Nel 1972 si sollevarono molte proteste nei confronti del governo che propose un emendamento alla legge eugenetica per permettere l’aborto dei feti con diagnosi di malattia. Gli avvocati che difendevano i diritti dei disabili chiamarono in causa in quella circostanza il paragone con il piano di sterilizzazione Nazista. E questo servì per infangare agli occhi dell’immagine pubblica il termine «eugenetica». Eppure si calcola che gli aborti forzati siano stati circa 60.000.

Nel 1984 uno scandalo legato alla morte di due pazienti nell’ospedale psichiatrico di Tochigi fece sì che gli occhi delle altre nazioni cominciassero a interrogarsi su certe pratiche di cura dello stato nipponico. È dal penultimo decennio del XX secolo che i casi di sterilizzazione, così come i casi di morte di disabili, cominciano a diminuire.
Nel 1996 la legge sul piano eugenetico fu soppressa e al suo posto ne venne varata una riguardante la salute materna in cui si legge: «Le decisioni in merito alla riproduzione devono essere prese basandosi sulle libere intenzioni di coloro che sono coinvolti». Come dire, si arriva all’ovvio passando da un abisso di disumanità.

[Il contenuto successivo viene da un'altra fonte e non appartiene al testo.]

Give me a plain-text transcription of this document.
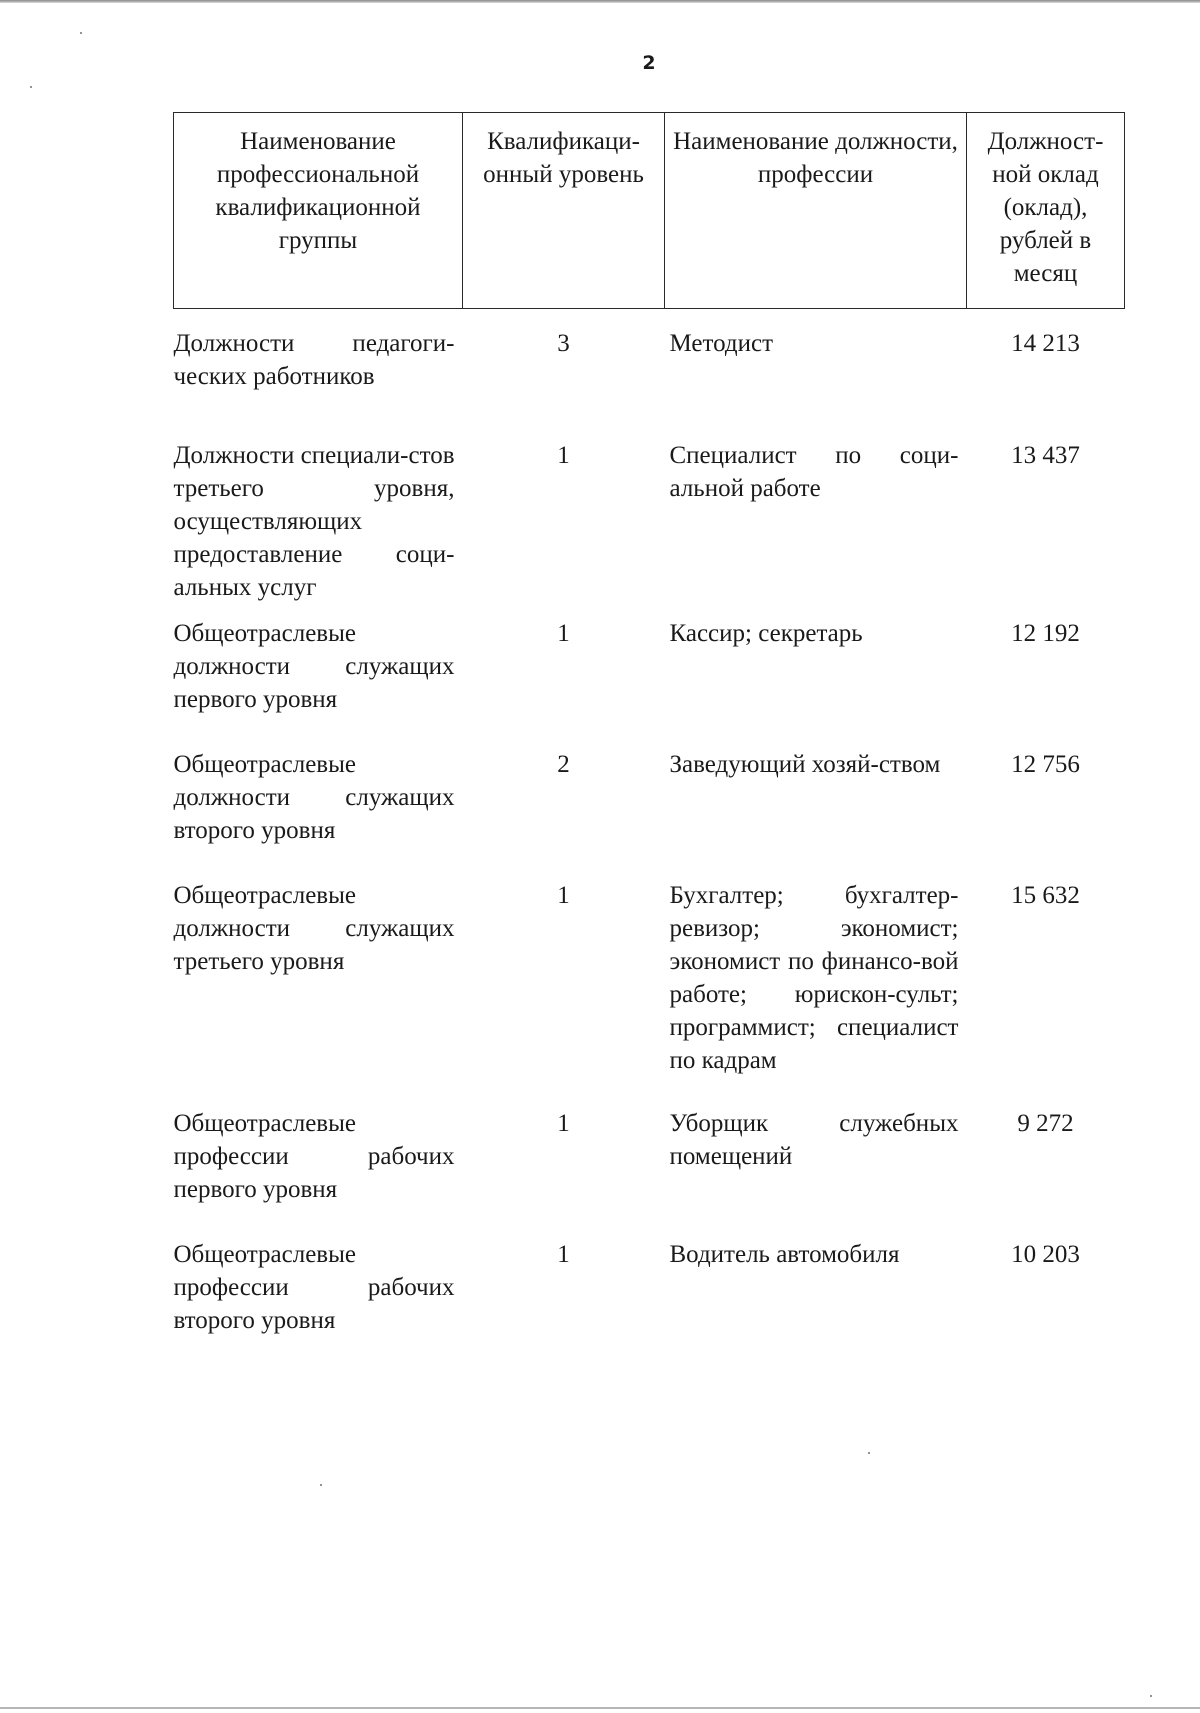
2
Наименование профессиональной квалификационной группы	Квалификаци-онный уровень	Наименование должности, профессии	Должност-ной оклад (оклад), рублей в месяц
Должности педагоги-ческих работников	3	Методист	14 213
Должности специали-стов третьего уровня, осуществляющих предоставление соци-альных услуг	1	Специалист по соци-альной работе	13 437
Общеотраслевые должности служащих первого уровня	1	Кассир; секретарь	12 192
Общеотраслевые должности служащих второго уровня	2	Заведующий хозяй-ством	12 756
Общеотраслевые должности служащих третьего уровня	1	Бухгалтер; бухгалтер-ревизор; экономист; экономист по финансо-вой работе; юрискон-сульт; программист; специалист по кадрам	15 632
Общеотраслевые профессии рабочих первого уровня	1	Уборщик служебных помещений	9 272
Общеотраслевые профессии рабочих второго уровня	1	Водитель автомобиля	10 203
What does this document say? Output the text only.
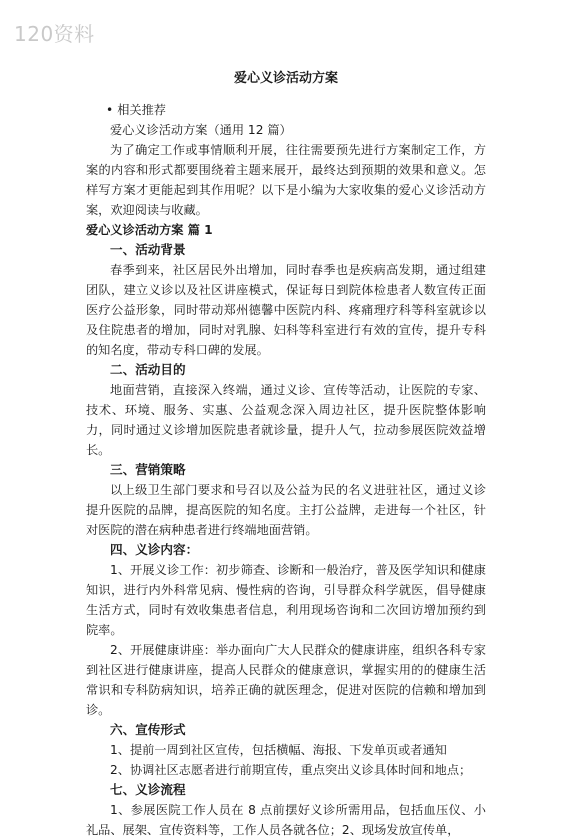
120资料
爱心义诊活动方案

• 相关推荐

爱心义诊活动方案（通用 12 篇）

为了确定工作或事情顺利开展，往往需要预先进行方案制定工作，方案的内容和形式都要围绕着主题来展开，最终达到预期的效果和意义。怎样写方案才更能起到其作用呢？以下是小编为大家收集的爱心义诊活动方案，欢迎阅读与收藏。

爱心义诊活动方案 篇 1

一、活动背景

春季到来，社区居民外出增加，同时春季也是疾病高发期，通过组建团队，建立义诊以及社区讲座模式，保证每日到院体检患者人数宣传正面医疗公益形象，同时带动郑州德馨中医院内科、疼痛理疗科等科室就诊以及住院患者的增加，同时对乳腺、妇科等科室进行有效的宣传，提升专科的知名度，带动专科口碑的发展。

二、活动目的

地面营销，直接深入终端，通过义诊、宣传等活动，让医院的专家、技术、环境、服务、实惠、公益观念深入周边社区，提升医院整体影响力，同时通过义诊增加医院患者就诊量，提升人气，拉动参展医院效益增长。

三、营销策略

以上级卫生部门要求和号召以及公益为民的名义进驻社区，通过义诊提升医院的品牌，提高医院的知名度。主打公益牌，走进每一个社区，针对医院的潜在病种患者进行终端地面营销。

四、义诊内容：

1、开展义诊工作：初步筛查、诊断和一般治疗，普及医学知识和健康知识，进行内外科常见病、慢性病的咨询，引导群众科学就医，倡导健康生活方式，同时有效收集患者信息，利用现场咨询和二次回访增加预约到院率。

2、开展健康讲座：举办面向广大人民群众的健康讲座，组织各科专家到社区进行健康讲座，提高人民群众的健康意识，掌握实用的的健康生活常识和专科防病知识，培养正确的就医理念，促进对医院的信赖和增加到诊。

六、宣传形式

1、提前一周到社区宣传，包括横幅、海报、下发单页或者通知

2、协调社区志愿者进行前期宣传，重点突出义诊具体时间和地点；

七、义诊流程

1、参展医院工作人员在 8 点前摆好义诊所需用品，包括血压仪、小礼品、展架、宣传资料等，工作人员各就各位；2、现场发放宣传单，
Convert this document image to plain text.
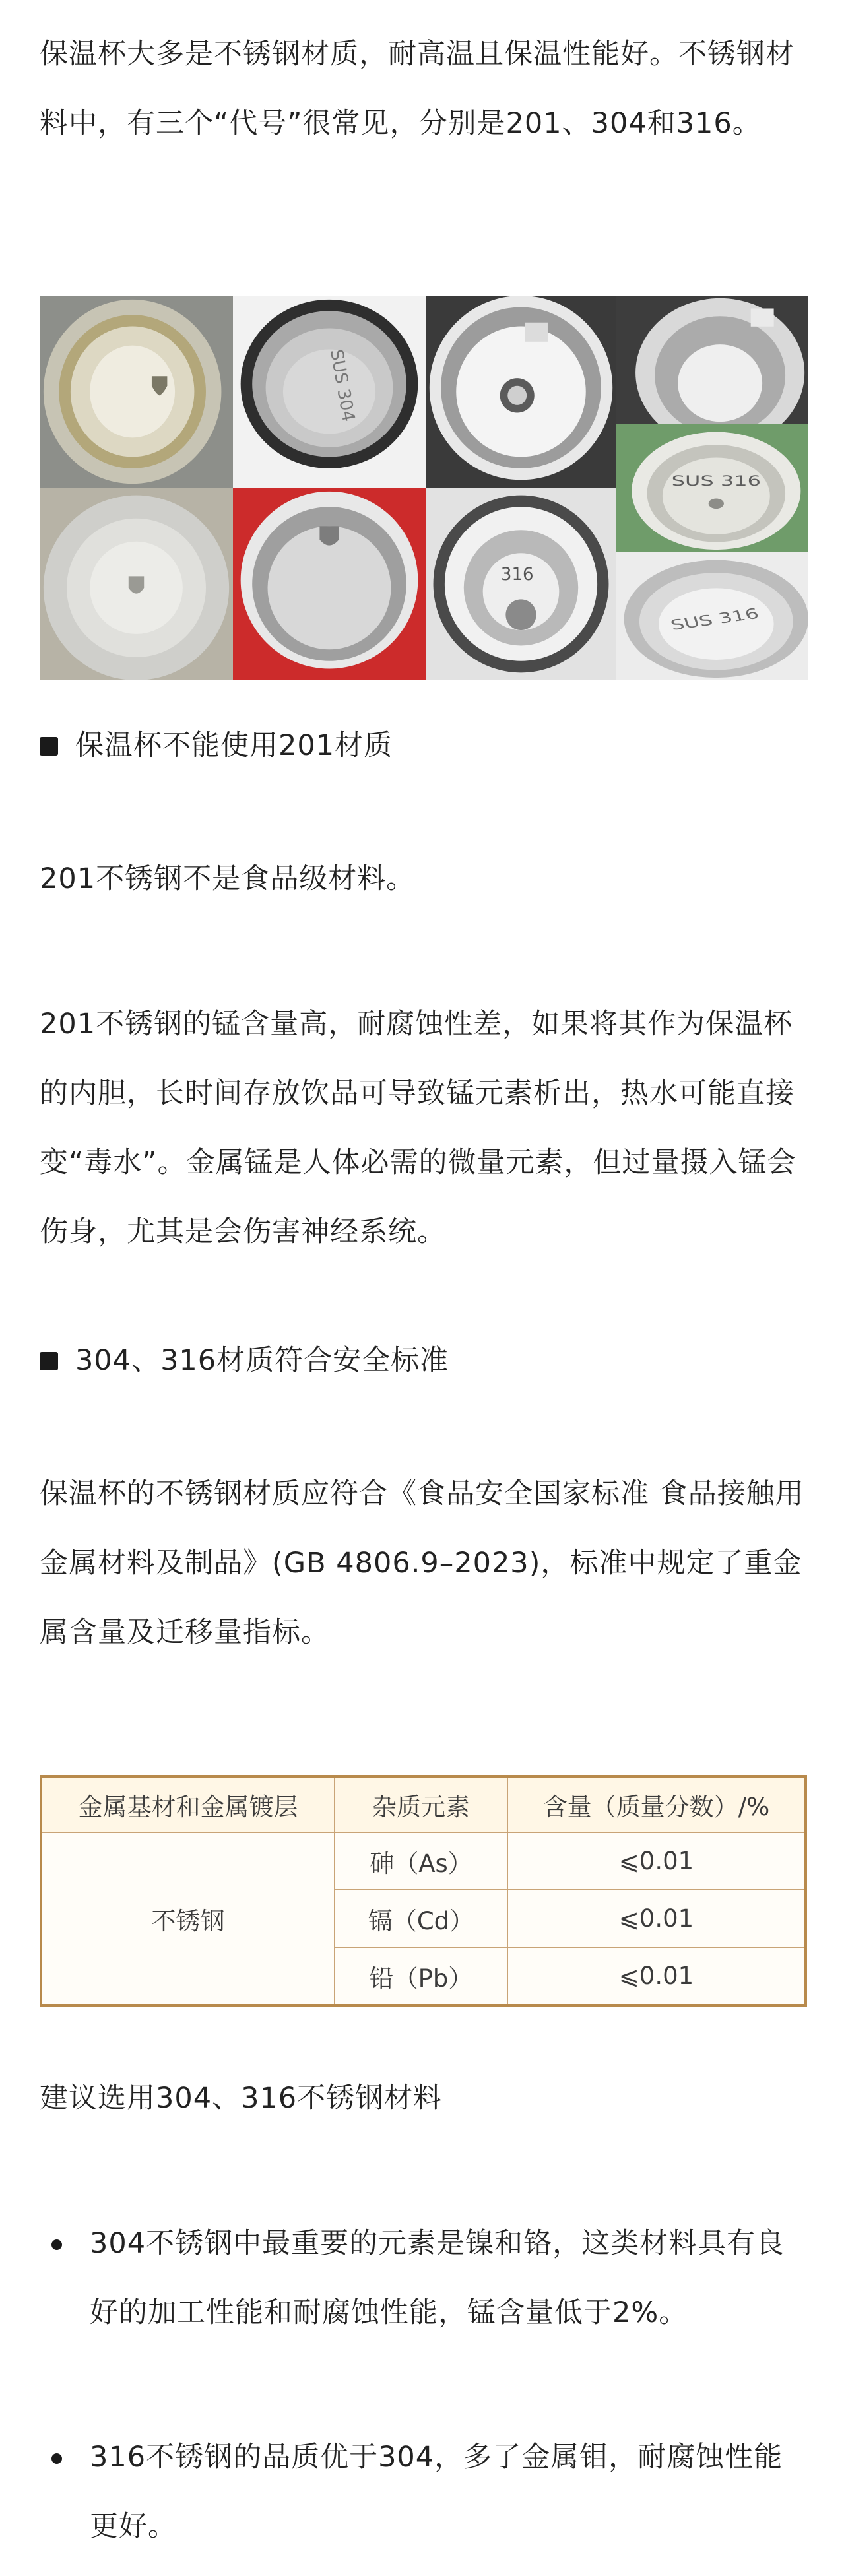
保温杯大多是不锈钢材质，耐高温且保温性能好。不锈钢材料中，有三个“代号”很常见，分别是201、304和316。

SUS 304
SUS 316
SUS 316
316
保温杯不能使用201材质

201不锈钢不是食品级材料。

201不锈钢的锰含量高，耐腐蚀性差，如果将其作为保温杯的内胆，长时间存放饮品可导致锰元素析出，热水可能直接变“毒水”。金属锰是人体必需的微量元素，但过量摄入锰会伤身，尤其是会伤害神经系统。

304、316材质符合安全标准

保温杯的不锈钢材质应符合《食品安全国家标准 食品接触用金属材料及制品》(GB 4806.9–2023)，标准中规定了重金属含量及迁移量指标。

金属基材和金属镀层	杂质元素	含量（质量分数）/%
不锈钢	砷（As）	⩽0.01
	镉（Cd）	⩽0.01
	铅（Pb）	⩽0.01

建议选用304、316不锈钢材料

304不锈钢中最重要的元素是镍和铬，这类材料具有良好的加工性能和耐腐蚀性能，锰含量低于2%。
316不锈钢的品质优于304，多了金属钼，耐腐蚀性能更好。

L’intervento dell’ONU e il paradosso attuale

Più volte le Nazioni Unite sono intervenute per chiedere conto al Giappone del progetto eugenetico e per far chiudere un capitolo così buio della storia del paese. Un decreto ufficiale dell’ONU del 2016 raccomanda al governo nipponico di «produrre misure specifiche per provvedere alle cure e all’assistenza legale delle vittime di sterilizzazione forzata e di offrire loro un indennizzo e servizi riabilitativi».
Il governo ha risposto che il piano eugenetico era «un provvedimento legittimo» e che «la compensazione sarebbe difficile».

Dal 2017 ad oggi le voci delle vittime hanno cominciato a farsi sentire in sede legale, prima attraverso le associazioni per la tutela dei diritti e poi in prima persona; arriviamo così al punto da cui siamo partiti: lo scorso gennaio, per la prima volta, una donna sterilizzata a sua insaputa ha fatto causa al governo chiedendo un indennizzo di 11 milione di yen (circa 84 mila euro).